Banka geçen sonbaharda, 2008 mali krizinin arkasında yatan ipoteğe dayalı menkul kıymetler konusunda ABD’deki yetkililerle ve bir vergi kaçakçılığı davasıyla ilgili olarak Fransa’da yüz milyonlarca dolar değerinde anlaşmalar yaptığını duyurdu.
Credit Suisse’in başı dertte çünkü gerçekten uzun süredir başı belada. Kroll Enstitüsü baş ekonomisti Megan Greene, ABD’deki banka yalpalamaları nedeniyle şu anda herkesin odaklandığı bir dizi başka zorluk var” dedi.

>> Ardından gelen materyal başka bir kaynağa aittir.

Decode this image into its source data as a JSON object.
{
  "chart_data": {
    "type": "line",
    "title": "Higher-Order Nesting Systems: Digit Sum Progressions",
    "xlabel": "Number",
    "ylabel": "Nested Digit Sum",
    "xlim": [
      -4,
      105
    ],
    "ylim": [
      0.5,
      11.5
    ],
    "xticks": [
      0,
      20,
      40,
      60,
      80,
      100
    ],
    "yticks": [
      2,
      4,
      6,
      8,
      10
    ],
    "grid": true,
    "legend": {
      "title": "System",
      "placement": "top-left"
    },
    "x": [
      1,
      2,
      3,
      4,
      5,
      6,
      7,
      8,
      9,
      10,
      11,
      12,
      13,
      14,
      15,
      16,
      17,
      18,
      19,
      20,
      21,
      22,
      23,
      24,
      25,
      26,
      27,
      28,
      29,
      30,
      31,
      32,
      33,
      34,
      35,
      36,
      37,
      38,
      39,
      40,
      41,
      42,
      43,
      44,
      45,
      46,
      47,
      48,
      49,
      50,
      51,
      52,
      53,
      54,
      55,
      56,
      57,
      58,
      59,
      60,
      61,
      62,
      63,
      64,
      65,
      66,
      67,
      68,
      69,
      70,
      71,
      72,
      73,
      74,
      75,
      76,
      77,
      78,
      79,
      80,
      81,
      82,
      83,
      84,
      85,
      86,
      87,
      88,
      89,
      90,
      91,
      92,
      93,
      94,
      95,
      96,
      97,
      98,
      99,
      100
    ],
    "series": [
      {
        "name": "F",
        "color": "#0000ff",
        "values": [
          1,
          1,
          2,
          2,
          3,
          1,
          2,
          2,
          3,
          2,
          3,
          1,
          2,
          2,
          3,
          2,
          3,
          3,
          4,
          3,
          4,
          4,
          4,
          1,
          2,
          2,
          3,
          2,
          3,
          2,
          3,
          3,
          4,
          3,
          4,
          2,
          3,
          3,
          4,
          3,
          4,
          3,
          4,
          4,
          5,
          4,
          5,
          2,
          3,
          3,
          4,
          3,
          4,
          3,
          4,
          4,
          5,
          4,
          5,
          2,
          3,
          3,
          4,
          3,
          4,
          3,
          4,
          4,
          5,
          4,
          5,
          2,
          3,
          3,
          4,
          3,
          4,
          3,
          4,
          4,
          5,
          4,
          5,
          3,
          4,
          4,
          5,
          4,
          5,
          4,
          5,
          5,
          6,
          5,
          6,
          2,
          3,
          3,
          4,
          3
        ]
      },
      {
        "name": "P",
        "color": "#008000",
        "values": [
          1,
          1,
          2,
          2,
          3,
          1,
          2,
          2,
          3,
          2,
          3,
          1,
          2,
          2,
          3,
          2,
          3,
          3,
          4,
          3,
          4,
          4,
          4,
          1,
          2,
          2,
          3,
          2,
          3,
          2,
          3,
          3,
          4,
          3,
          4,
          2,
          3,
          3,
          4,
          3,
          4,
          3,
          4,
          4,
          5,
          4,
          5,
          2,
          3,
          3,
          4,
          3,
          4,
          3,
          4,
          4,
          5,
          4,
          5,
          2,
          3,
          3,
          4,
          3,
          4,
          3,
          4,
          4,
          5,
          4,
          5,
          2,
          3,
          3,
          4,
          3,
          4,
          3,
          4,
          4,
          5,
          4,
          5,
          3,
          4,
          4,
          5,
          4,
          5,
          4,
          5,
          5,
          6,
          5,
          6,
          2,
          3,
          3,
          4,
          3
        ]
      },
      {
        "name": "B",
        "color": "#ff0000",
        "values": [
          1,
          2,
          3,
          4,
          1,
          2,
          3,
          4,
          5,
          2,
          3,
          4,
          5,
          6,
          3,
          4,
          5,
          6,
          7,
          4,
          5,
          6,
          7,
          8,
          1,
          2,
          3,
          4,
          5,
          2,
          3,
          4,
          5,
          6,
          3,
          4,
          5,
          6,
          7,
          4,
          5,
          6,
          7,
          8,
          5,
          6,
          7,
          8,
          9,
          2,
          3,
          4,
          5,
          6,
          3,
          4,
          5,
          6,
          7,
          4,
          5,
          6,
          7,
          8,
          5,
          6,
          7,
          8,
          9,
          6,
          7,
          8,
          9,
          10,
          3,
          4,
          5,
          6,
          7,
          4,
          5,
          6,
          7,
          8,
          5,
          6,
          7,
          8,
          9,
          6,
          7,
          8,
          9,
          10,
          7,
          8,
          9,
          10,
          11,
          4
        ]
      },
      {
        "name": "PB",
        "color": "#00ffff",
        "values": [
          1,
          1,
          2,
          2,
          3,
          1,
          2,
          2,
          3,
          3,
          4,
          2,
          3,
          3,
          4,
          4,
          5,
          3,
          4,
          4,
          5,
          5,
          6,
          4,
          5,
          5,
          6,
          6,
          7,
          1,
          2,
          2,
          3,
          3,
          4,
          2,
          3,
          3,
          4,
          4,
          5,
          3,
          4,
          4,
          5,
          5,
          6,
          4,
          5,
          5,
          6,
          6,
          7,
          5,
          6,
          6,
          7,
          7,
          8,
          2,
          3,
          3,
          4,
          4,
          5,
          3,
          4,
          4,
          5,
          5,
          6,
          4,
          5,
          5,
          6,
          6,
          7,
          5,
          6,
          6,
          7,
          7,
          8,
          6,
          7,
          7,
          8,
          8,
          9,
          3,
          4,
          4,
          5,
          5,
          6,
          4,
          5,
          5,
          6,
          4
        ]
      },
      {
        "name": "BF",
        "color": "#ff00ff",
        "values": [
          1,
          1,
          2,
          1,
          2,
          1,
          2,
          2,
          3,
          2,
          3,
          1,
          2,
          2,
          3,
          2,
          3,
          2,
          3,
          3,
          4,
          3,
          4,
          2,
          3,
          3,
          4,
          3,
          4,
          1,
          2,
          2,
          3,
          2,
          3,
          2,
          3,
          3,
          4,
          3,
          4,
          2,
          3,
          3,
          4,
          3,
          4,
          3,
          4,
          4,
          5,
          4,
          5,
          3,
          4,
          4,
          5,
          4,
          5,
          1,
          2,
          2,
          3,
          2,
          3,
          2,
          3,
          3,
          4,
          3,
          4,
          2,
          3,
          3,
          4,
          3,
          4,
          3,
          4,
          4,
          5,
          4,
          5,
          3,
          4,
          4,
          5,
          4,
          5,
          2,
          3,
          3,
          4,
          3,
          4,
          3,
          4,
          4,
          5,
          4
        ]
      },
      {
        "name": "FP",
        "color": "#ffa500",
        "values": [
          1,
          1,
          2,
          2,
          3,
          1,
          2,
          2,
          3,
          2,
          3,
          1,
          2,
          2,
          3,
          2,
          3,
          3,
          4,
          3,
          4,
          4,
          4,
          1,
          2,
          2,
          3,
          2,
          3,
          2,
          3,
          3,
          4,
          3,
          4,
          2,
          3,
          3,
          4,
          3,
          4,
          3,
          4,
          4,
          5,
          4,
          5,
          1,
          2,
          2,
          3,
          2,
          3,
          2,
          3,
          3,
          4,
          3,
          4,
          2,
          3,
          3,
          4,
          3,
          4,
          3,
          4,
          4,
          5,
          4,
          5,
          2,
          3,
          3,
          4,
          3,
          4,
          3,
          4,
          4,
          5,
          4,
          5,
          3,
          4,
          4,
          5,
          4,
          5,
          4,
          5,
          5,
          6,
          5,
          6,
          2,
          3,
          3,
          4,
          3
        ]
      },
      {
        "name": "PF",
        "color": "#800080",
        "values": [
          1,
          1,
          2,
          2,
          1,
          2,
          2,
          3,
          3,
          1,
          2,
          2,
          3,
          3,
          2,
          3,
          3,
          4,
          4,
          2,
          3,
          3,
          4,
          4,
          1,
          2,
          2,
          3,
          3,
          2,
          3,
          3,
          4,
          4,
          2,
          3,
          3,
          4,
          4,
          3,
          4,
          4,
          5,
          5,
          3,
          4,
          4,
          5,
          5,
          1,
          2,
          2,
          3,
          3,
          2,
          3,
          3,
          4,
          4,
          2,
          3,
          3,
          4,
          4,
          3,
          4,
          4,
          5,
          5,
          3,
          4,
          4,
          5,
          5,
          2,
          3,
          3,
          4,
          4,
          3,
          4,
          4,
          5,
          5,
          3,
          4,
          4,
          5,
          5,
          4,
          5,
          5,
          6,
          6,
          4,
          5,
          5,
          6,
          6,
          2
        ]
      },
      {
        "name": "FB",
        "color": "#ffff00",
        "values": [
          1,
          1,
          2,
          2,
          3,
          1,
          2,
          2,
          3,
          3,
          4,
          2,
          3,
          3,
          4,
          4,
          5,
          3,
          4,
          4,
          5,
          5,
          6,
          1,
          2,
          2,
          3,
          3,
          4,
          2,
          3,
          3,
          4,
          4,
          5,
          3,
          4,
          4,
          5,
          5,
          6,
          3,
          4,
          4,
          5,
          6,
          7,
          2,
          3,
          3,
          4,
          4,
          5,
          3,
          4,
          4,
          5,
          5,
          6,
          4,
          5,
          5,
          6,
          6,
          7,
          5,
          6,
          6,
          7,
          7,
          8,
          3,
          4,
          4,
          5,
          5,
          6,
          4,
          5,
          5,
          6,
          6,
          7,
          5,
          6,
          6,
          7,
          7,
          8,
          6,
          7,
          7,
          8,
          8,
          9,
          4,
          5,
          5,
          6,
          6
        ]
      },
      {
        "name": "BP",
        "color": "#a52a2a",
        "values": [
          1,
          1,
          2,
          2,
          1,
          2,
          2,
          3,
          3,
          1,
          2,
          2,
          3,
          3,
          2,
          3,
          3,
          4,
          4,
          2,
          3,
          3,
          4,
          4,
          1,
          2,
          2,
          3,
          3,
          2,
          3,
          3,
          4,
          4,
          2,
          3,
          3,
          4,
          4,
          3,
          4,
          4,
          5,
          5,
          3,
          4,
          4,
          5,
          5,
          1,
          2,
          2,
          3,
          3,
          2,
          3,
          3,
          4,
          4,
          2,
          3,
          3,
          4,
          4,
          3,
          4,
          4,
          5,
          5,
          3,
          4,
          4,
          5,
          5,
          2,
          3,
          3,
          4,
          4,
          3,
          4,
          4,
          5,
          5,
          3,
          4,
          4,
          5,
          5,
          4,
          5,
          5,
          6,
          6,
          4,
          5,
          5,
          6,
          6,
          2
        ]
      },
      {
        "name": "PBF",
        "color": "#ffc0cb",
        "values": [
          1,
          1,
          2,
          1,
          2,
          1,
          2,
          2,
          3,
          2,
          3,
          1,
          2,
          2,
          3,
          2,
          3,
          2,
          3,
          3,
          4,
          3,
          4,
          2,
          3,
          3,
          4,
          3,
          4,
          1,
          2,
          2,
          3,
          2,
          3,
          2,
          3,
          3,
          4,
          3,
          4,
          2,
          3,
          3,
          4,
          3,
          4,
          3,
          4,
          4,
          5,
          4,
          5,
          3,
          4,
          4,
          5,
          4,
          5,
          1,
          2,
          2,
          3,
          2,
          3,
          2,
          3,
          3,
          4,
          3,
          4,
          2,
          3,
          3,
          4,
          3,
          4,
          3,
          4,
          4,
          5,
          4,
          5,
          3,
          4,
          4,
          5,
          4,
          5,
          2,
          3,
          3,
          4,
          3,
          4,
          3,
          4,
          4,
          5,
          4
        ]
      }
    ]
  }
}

Bu, yükselen faiz oranlarının vurduğu Silikon Vadisi Bankası’ndan farklı. İsviçreli borç veren “yüksek kaliteli varlıklarla dolu” ancak bir likidite kriziyle karşı karşıya kaldı ve bununla başa çıkmak için “oyun kitabının” merkez bankası müdahalesi olduğunu söyledi.
Greene, “Bu, yeniden 2008 değil,” dedi. “Fakat piyasada gördüğümüz aşırı tepkiler ürkütücü bir şekilde 2008’i anımsattı. Bu, herkesin Örümcek hislerini ürpertmesine neden oldu.”
Endişelendiğini söyledi, “ancak mantıklı konuşursak, bir bankacılık krizinin kaçınılmaz olduğunu düşünmek için bir neden yok. Sadece piyasalar her zaman rasyonel değildir.”